Two years ago, James Hart, renowned Haida artist, and a team of Haida carvers began searching for the cedar which would become the Reconciliation Pole. Revered by native tribes as the Tree of Life, red cedars can live for up to 2000 years. Once they found this 800-year old red cedar, they began reverently carving it into a powerful symbol of healing and restoration. The Reconciliation Pole symbolizes both the deep wounds caused by Canada’s Residential School system and the healing from those injuries.
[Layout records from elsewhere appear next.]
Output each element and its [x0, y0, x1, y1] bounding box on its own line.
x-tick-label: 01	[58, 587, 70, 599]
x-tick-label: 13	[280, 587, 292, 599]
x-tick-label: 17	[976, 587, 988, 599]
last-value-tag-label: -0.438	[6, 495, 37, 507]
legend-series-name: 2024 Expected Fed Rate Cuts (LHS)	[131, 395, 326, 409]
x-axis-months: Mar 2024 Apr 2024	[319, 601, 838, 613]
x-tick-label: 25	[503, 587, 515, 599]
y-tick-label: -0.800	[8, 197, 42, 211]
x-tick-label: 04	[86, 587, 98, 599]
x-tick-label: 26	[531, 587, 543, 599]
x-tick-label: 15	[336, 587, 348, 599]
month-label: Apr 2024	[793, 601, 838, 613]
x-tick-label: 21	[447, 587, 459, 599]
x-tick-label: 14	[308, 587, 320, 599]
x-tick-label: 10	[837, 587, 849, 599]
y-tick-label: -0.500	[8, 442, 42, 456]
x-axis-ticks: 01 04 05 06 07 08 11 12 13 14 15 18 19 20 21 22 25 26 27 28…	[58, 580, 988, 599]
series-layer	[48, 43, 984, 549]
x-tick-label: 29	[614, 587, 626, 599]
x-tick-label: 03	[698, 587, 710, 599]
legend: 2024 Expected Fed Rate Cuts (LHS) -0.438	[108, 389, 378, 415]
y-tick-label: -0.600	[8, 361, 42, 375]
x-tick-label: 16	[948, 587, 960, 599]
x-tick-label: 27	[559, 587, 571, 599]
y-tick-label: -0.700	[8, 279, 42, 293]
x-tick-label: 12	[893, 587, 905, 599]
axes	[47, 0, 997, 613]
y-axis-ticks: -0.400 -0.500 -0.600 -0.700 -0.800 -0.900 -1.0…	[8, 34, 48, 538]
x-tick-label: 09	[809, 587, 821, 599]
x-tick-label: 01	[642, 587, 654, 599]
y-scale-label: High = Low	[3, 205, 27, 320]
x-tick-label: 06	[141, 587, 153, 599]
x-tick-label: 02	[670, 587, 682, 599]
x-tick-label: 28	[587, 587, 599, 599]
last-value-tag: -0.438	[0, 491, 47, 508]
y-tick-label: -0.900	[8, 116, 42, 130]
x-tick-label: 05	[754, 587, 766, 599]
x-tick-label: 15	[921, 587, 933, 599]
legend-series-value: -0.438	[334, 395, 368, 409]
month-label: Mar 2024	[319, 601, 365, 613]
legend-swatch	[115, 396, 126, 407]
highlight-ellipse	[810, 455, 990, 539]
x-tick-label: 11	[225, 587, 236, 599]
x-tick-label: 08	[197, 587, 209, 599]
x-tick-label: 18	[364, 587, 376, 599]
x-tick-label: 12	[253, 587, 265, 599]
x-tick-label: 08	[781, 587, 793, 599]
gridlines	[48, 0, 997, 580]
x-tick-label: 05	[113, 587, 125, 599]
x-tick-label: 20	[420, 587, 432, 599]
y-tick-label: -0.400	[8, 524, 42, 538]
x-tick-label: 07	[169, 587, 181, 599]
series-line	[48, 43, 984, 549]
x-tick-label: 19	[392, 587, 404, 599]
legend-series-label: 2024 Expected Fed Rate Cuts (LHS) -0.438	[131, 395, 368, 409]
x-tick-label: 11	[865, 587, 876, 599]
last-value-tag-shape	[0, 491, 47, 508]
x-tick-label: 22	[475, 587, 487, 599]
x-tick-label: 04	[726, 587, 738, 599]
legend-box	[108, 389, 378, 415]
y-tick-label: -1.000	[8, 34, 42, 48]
Between 1876 and 1996, 150,000 indigenous children across Canada were ripped away from their families, their language and their culture and put into Residential Schools. Abducted by priests and government officials, native children were physically and sexually abused and denied visitation from their families. The Truth and Reconciliation Commission of Canada’s Final Report, May 31, 2015 “found that physical genocide, biological genocide, and cultural genocide all occurred: physical, through abuse; biological, through the disruption of reproductive capacity; and cultural, through forced assimilation.” |
Most of the nails will be placed in the carved Residential School girdling the middle of the Reconciliation Pole. Within the cedar pole’s “school,” strength and resilience sit side by side with painful memories as thousands of nails are pounded in.
57,200 copper nails will be pounded into the Reconciliation Pole before it is erected in 2017, representing children who died while at Residential Schools, many of them buried in unmarked graves on the schools’ grounds. Every indigenous family has their own story: of years of anguish, of parents hiding their little ones from officials, of children coming home to families not being able to speak their own language.
Today’s children pounding nails into the pole are completing the circle that was cruelly broken when family members were torn away from their mothers’ arms and sent hundreds of miles away from everything they knew.
Every copper nail driven home by native children’s hands is a rebuke to a system intent on erasing indigenous people and their culture.